15 Şubat 1975 Cumartesi

"toprak kokusunu duyuyorlar mı?" 

eski, bazısı kırılmış, devrilmiş, kimsesiz mezar taşlarının yanında yeni mermerler, siyah dualarla ve unutulana kadar dimdik kalacaklar. aceleyle giden trenin camı alıyor onu. "gel!"diyor koku. "huzurla uyuturum seni, gel." başını çeviriyor kız, korkuyor, "henüz değil."

umut dolu şarkılarla danslar etmek var adım adım. 

aklının köşesine yapışıp kalmış anılardan onun olanlar her rüyada, karanlıkta, yazın sıcağında, kışın ayazında hortlayacak mı? öğrenmek için daha kaç kere uyumalı? büyümesi için daha kaç yalan onu tökezleyecek? acıdan kıvranmadan mavi giyebilecek mi? sorular, telaşlar, zaman; zaman, telaşlar, sorular; telaşlar... alın götürün tüm bunları, örtün toprakla!

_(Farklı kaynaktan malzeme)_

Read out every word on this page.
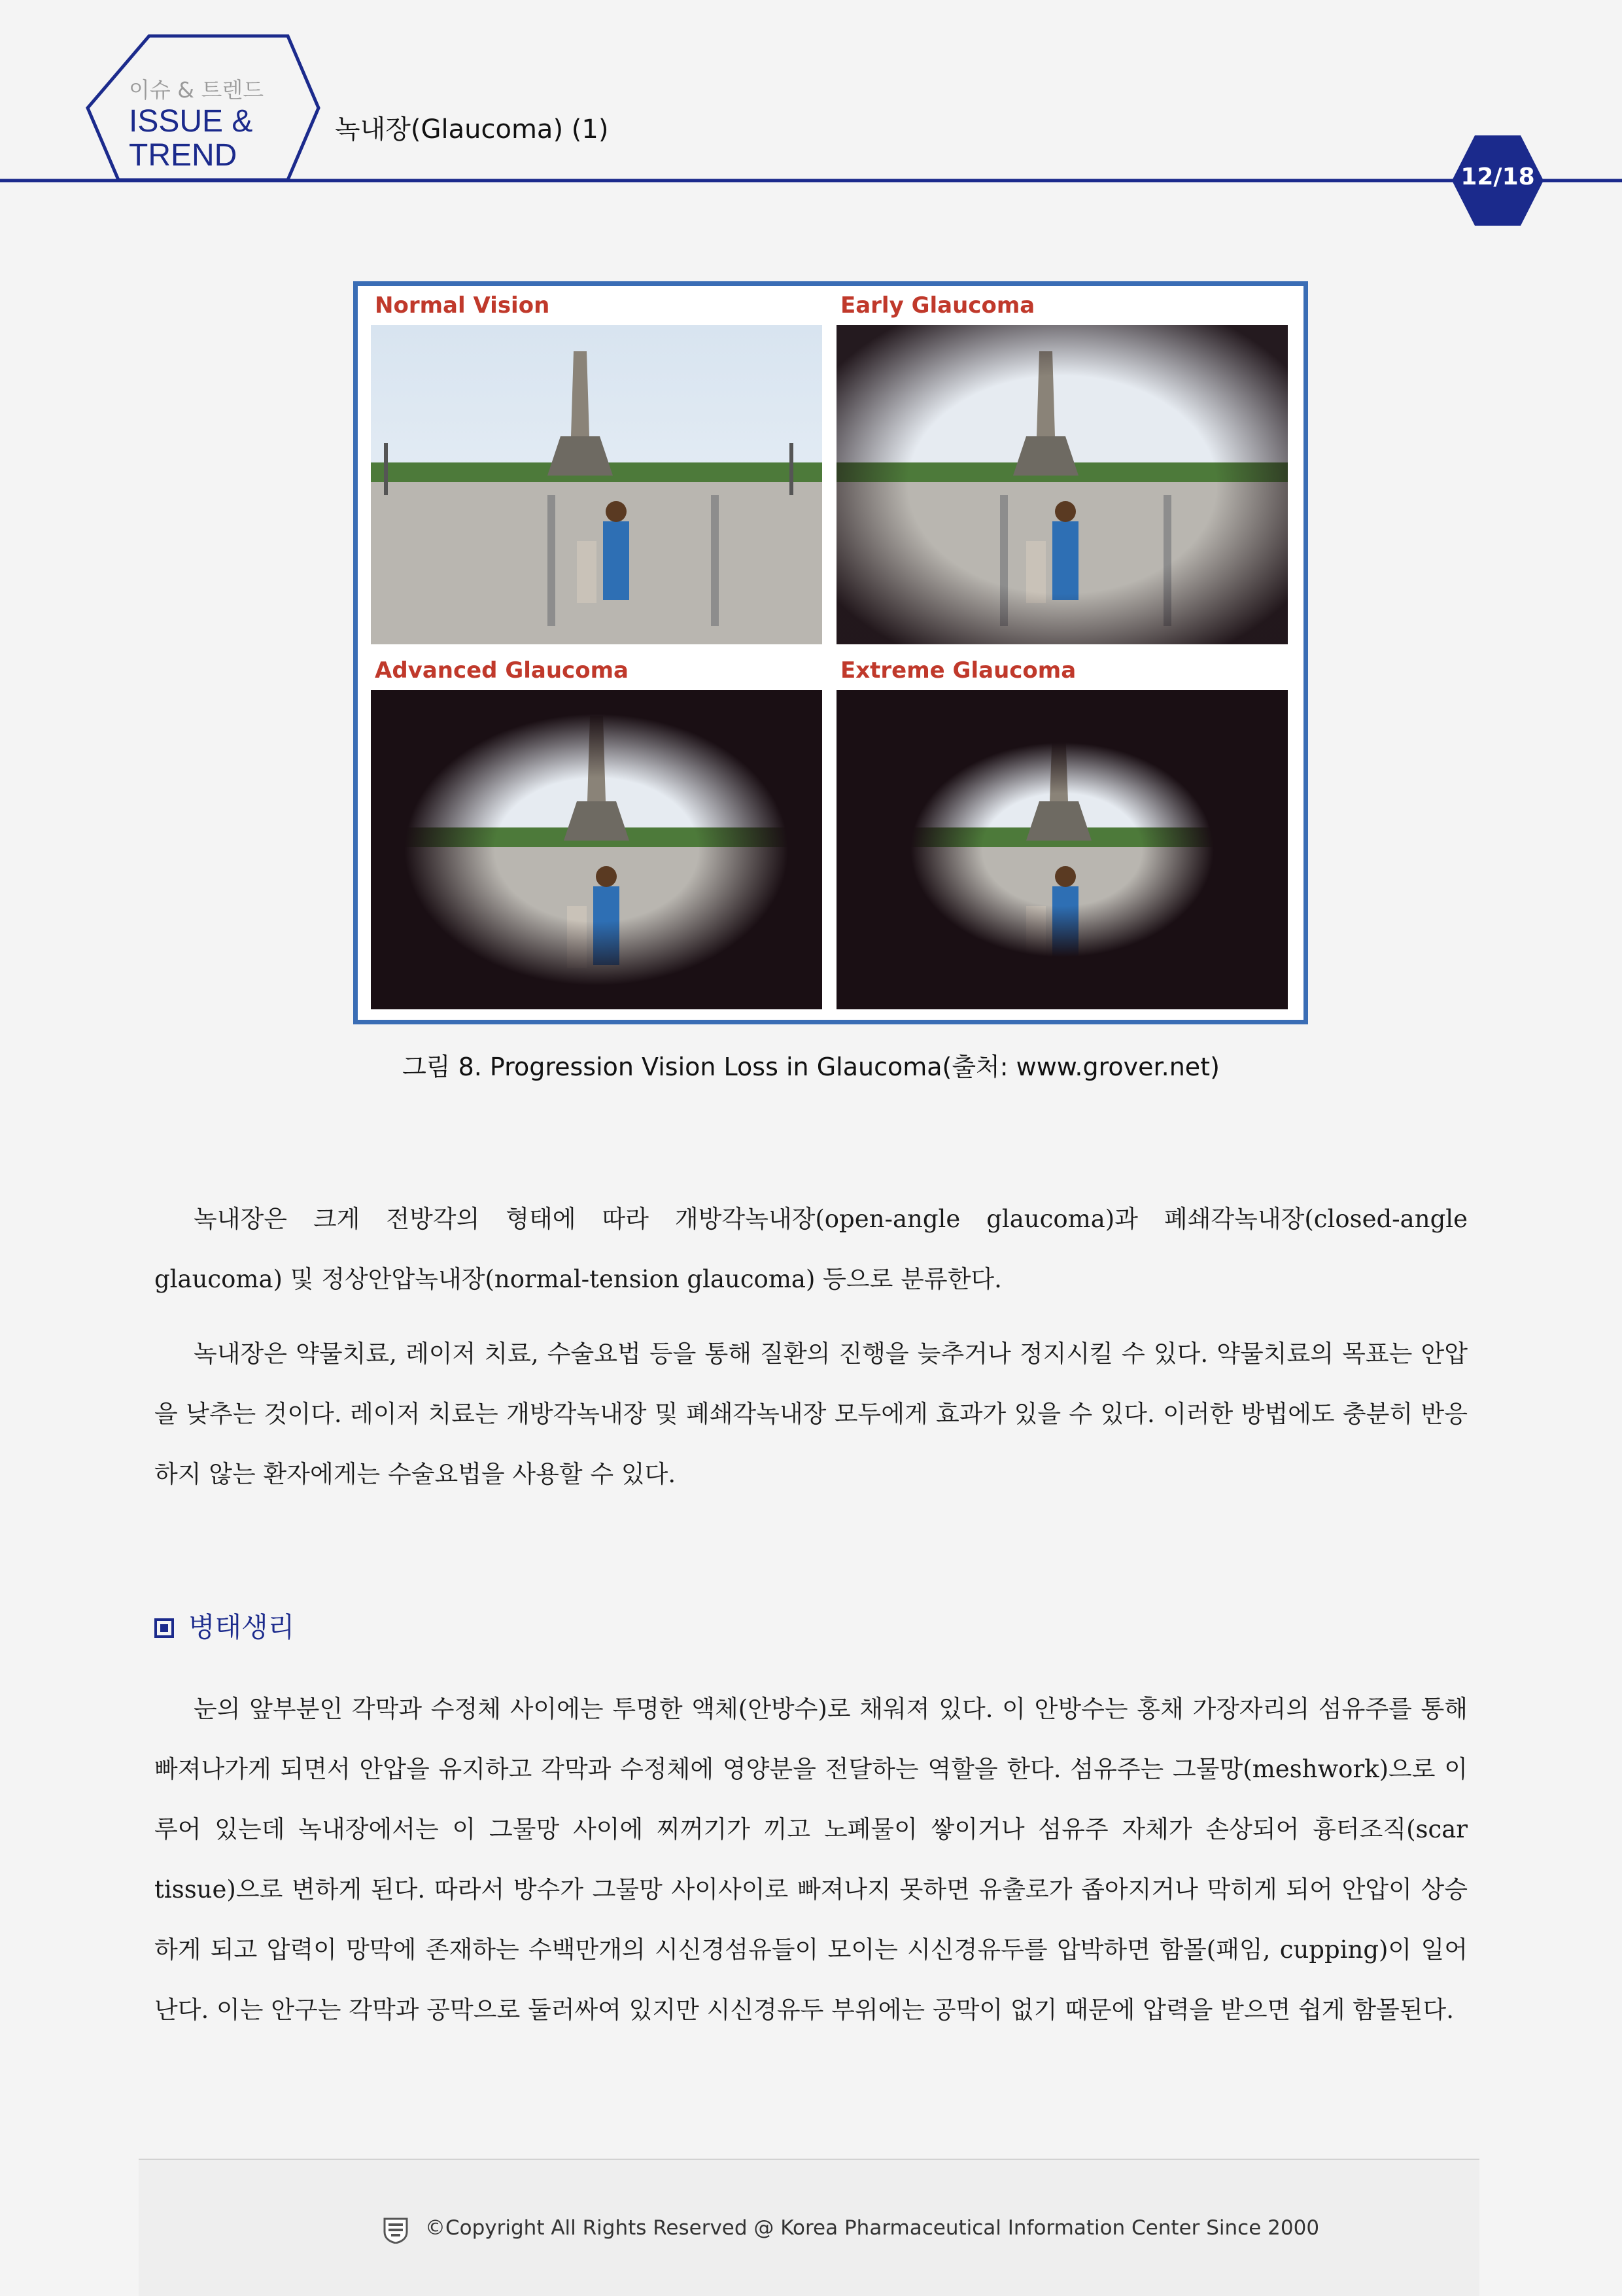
이슈 & 트렌드
ISSUE & TREND
녹내장(Glaucoma) (1)
12/18
Normal Vision	Early Glaucoma
Advanced Glaucoma	Extreme Glaucoma
그림 8. Progression Vision Loss in Glaucoma(출처: www.grover.net)

녹내장은 크게 전방각의 형태에 따라 개방각녹내장(open-angle glaucoma)과 폐쇄각녹내장(closed-angle glaucoma) 및 정상안압녹내장(normal-tension glaucoma) 등으로 분류한다.

녹내장은 약물치료, 레이저 치료, 수술요법 등을 통해 질환의 진행을 늦추거나 정지시킬 수 있다. 약물치료의 목표는 안압을 낮추는 것이다. 레이저 치료는 개방각녹내장 및 폐쇄각녹내장 모두에게 효과가 있을 수 있다. 이러한 방법에도 충분히 반응하지 않는 환자에게는 수술요법을 사용할 수 있다.

병태생리

눈의 앞부분인 각막과 수정체 사이에는 투명한 액체(안방수)로 채워져 있다. 이 안방수는 홍채 가장자리의 섬유주를 통해 빠져나가게 되면서 안압을 유지하고 각막과 수정체에 영양분을 전달하는 역할을 한다. 섬유주는 그물망(meshwork)으로 이루어 있는데 녹내장에서는 이 그물망 사이에 찌꺼기가 끼고 노폐물이 쌓이거나 섬유주 자체가 손상되어 흉터조직(scar tissue)으로 변하게 된다. 따라서 방수가 그물망 사이사이로 빠져나지 못하면 유출로가 좁아지거나 막히게 되어 안압이 상승하게 되고 압력이 망막에 존재하는 수백만개의 시신경섬유들이 모이는 시신경유두를 압박하면 함몰(패임, cupping)이 일어난다. 이는 안구는 각막과 공막으로 둘러싸여 있지만 시신경유두 부위에는 공막이 없기 때문에 압력을 받으면 쉽게 함몰된다.

©Copyright All Rights Reserved @ Korea Pharmaceutical Information Center Since 2000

kar soğuğuna rağmen gri şapkayı takmamıştı akşam. onundu ya da onundu, o vermişti ona, adam. taşlarda isimler ararken "artık aynalarla, duvarlarla, gri şapkayla konuşulmayacak!" diye geçirdi içinden, her kimse unutulur belki ya da taşlara yazılı isimler gibi o da zamanla seçilmez belki. adam.